David Plunkett advises that Beaulieu Tide Mill is still under wraps but at least restoration work is now, at last, in progress.  Two tales from across ‘the Pond’: Well, we’re used to seeing millstones set in garden walls and patios but in a busy intersection’s traffic island? David Plunkett has been involved in a bid to have the pair of stones removed to a museum – they are possibly the earliest tide mill’s stones used in America.  The full explanation will appear in our next newsletter. An altogether unusual request has come from Fred Addis, Curator of the Leacock Museum National Historic Site in Orillia, Ontario.  He is hoping to track down a piece of wood authenticated as from the famous U.S.S. Chesapeake after it was broken up and a Mr Holmes made Chesapeake Mill out of the timbers.  Do you know the whereabouts of a sliver of the old warship which may be in private ownership?

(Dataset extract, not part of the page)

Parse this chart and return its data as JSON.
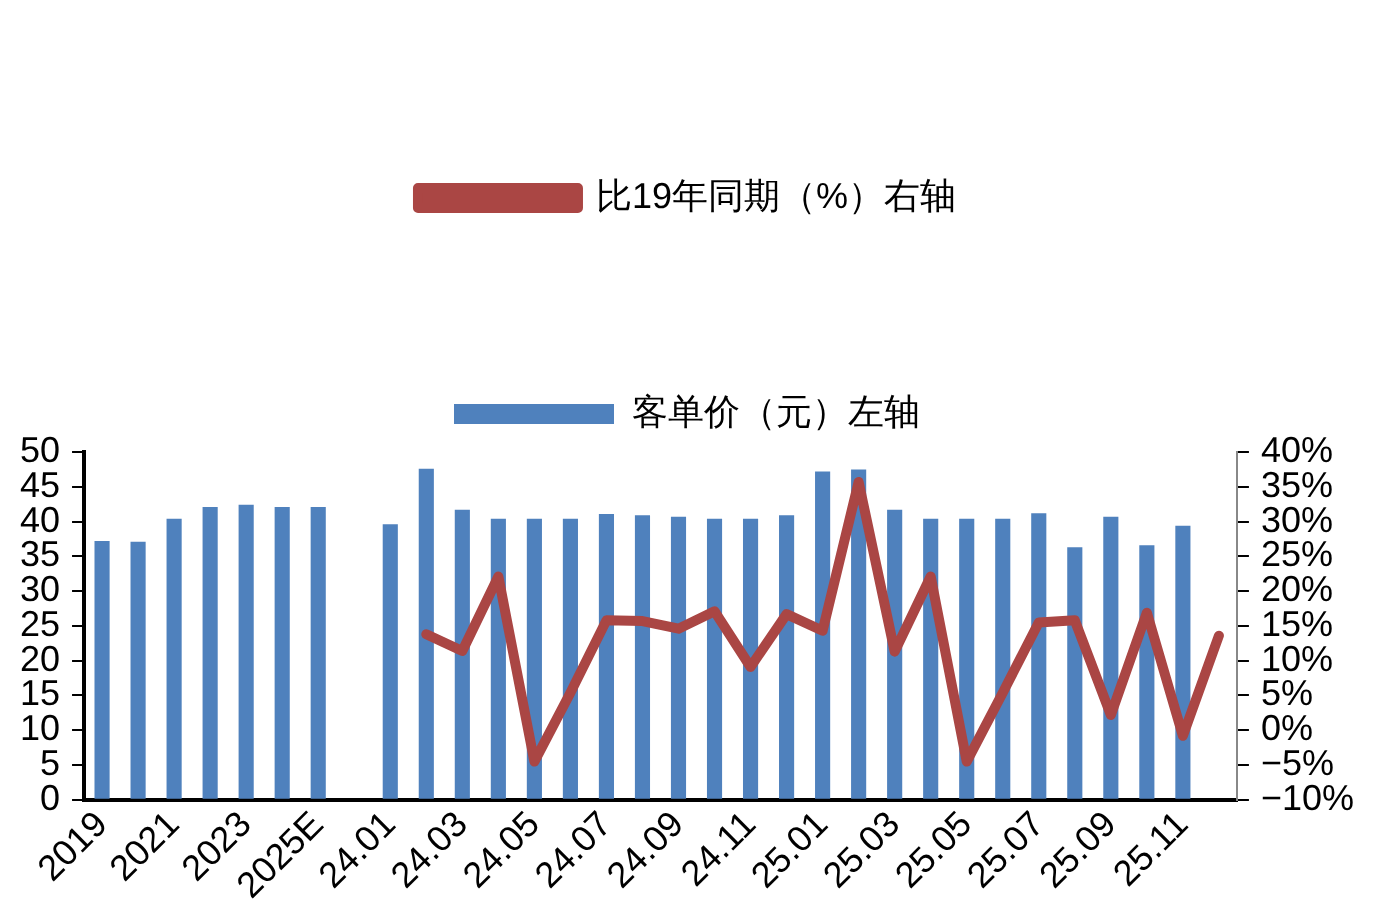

Fred Addis would dearly love to add such a piece to the memorabilia of Stephen Leacock.  If you can help, please contact Fred Addis by email on: faddis@primus.ca. and do have a look at the museum’s website:  www.leacockmuseum.com
 

Longbridge Mill at Sherfield on Loddon makes 3 entries here: it has been out of commission for a couple of months due to starts dropping out of the wheel.  A millwright has been summoned but at the time of writing, Feb 18, has not yet put in an appearance, which puts our February milling in doubt.  Basil Hunt, senior miller there has been ordered to take life easier and ‘the Hunt’ is now on to find willing and eager trainee millers to whom he can pass his considerable skills and knowledge.  New pottery display bread made by Bursledon potters will soon be joining the three loaves made for us by Lincolnshire’s Geraldine Mathieson, in the mill’s display cases.